The 79th Cannes Film Festival opened with a public political signal from the industry itself. Hundreds of French film figures, including Juliette Binoche, signed an open letter in Libération warning against the far-right's growing footprint in cinema and media, with billionaire Vincent Bolloré — owner of Canal+ — named directly.
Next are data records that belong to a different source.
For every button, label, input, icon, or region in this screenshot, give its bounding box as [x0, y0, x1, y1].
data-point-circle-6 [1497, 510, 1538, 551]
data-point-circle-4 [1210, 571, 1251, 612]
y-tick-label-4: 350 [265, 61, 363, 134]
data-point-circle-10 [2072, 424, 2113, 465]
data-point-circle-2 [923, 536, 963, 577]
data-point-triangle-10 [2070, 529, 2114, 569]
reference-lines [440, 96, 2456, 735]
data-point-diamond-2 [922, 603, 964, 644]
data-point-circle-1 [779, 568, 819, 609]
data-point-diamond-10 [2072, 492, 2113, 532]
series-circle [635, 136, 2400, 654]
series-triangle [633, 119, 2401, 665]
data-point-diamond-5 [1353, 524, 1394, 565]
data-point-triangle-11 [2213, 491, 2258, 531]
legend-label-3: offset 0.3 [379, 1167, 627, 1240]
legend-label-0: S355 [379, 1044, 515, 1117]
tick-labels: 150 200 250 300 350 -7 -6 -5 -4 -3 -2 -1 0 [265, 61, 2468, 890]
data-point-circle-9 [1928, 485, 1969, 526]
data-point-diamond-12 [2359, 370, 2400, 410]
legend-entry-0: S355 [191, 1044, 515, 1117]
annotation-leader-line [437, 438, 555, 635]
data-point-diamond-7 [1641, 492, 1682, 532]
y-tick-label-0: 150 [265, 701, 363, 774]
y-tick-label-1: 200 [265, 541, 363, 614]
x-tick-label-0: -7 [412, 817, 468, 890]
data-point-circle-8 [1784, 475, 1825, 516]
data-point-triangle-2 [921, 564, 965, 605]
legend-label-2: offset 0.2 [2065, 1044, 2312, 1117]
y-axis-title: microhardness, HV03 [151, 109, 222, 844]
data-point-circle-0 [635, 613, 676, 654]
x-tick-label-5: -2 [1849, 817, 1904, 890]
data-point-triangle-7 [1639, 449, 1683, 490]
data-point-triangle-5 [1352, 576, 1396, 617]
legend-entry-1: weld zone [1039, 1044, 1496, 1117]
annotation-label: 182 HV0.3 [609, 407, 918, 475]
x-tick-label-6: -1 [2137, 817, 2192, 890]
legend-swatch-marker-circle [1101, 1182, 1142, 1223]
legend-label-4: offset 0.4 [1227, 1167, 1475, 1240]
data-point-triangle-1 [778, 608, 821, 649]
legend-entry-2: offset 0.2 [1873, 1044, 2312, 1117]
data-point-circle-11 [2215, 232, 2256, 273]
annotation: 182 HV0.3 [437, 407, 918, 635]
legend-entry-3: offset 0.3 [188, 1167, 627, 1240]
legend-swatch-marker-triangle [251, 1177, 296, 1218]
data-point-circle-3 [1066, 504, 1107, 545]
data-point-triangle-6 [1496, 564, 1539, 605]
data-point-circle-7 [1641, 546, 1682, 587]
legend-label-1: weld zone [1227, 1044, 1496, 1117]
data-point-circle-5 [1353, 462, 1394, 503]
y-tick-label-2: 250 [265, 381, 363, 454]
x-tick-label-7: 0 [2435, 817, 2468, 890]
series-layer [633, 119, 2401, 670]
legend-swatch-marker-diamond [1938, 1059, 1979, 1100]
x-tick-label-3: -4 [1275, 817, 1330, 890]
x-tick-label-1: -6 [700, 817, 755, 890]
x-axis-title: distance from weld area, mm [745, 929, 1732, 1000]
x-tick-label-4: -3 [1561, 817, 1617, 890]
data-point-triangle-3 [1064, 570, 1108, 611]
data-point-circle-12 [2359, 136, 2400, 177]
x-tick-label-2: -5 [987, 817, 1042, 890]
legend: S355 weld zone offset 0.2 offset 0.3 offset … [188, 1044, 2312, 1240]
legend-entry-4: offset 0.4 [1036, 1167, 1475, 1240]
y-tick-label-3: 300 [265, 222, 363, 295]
The letter framed the festival opening as a confrontation with Bolloré's expanding empire and its political reach.

On the policing front, a BBC investigation named the alleged smuggler behind the majority of small-boat Channel crossings from France to the UK as Kardo Muhammad Amen Jaf (alias Kardo Ranya), a 28-year-old Iraqi Kurd, who is reported to charge up to €17,000 per migrant and offer a "VIP" service; the investigation traced his network from migrant camps in northern France to Iraqi Kurdistan, and Jaf denied the allegations when confronted.

Finally, the WHO confirmed 11 hantavirus cases globally tied to the MV Hondius cruise outbreak, all among passengers or crew, with three deaths; the evacuation of all 122 people from Tenerife has been completed, with repatriation flights to over 20 countries. France's nationals were among those moved, and Paris remains in the bloc of states diverging on quarantine protocols as the WHO continues to suspect limited human-to-human transmission of the Andes strain.